We were interested to come across a white paper by Realtime Publishers, titled “Business Security Measures Using SSL,” that discusses the importance of Secure Socket Layer (SSL – it has now evolved to be known as transport layer security [TLS], even though the “SSL” acronym is still used to describe it) data encryption as a cornerstone of an effective security strategy. In addition, the paper outlined the evolution of cybercrime, common vulnerabilities among many businesses, and practices for implementing a business‐centric security management strategy. We found the aforementioned vulnerabilities and technical weaknesses to be the most interesting aspect of this report. They are as follows:
- Unencrypted communications
- Insufficiently patched operating systems and applications
- Insufficient use of antivirus and personal firewalls
- Weak boundary security
- Poor application security
The report also provides a framework for creating a high‐impact security strategy, which entails steps that are divided into three broad categories that address both technical and organizational aspects of security.

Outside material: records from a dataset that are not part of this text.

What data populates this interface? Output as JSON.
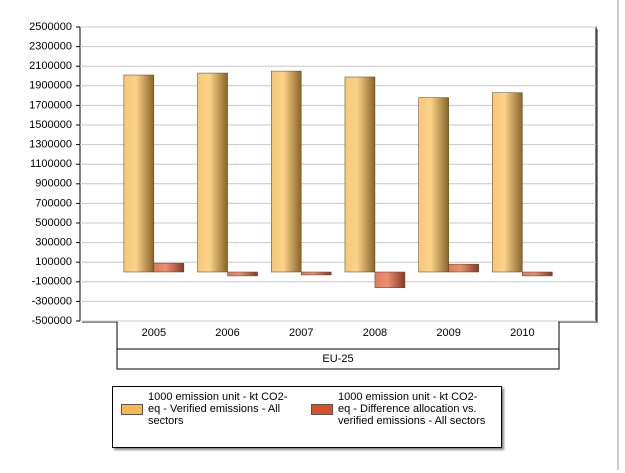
{
  "chart_data": {
    "type": "bar",
    "categories": [
      "2005",
      "2006",
      "2007",
      "2008",
      "2009",
      "2010"
    ],
    "group_label": "EU-25",
    "series": [
      {
        "name": "1000 emission unit - kt CO2-eq - Verified emissions - All sectors",
        "color": "#f5b94e",
        "values": [
          2010000,
          2030000,
          2050000,
          1990000,
          1780000,
          1830000
        ]
      },
      {
        "name": "1000 emission unit - kt CO2-eq - Difference allocation vs. verified emissions - All sectors",
        "color": "#d9512c",
        "values": [
          90000,
          -40000,
          -30000,
          -160000,
          80000,
          -40000
        ]
      }
    ],
    "ylim": [
      -500000,
      2500000
    ],
    "yticks": [
      -500000,
      -300000,
      -100000,
      100000,
      300000,
      500000,
      700000,
      900000,
      1100000,
      1300000,
      1500000,
      1700000,
      1900000,
      2100000,
      2300000,
      2500000
    ],
    "grid": true
  }
}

These steps are as follows:
- Review of business processes and workflows
- Review of technical infrastructure
- Definition of security policies and procedures
It’s imperative to have a full security solution in place, not a partial one. As the report advises, merely protecting information at one point in a business flow isn’t sufficient “because, like a chain, a business process is only as secure as its weakest link,” and the costs of poor security can be exorbitant. SSL provides communication security over the Internet via data encryption and prevents, or at least makes it extremely difficult, for cybercriminals to access sensitive data. DataServ agrees with the paper’s conclusion that all businesses that transmit sensitive data should deploy SSL certificates for secure communications and authentication.
Data security is especially important when it comes to cloud computing, and here at DataServ we work with many of our clients to install the SSL protocol. DataServ supports SSL encryption in our purchase to pay and quote to cash solutions. Our clients’ users have found their experience to be significantly faster and more direct with this data security technology in place.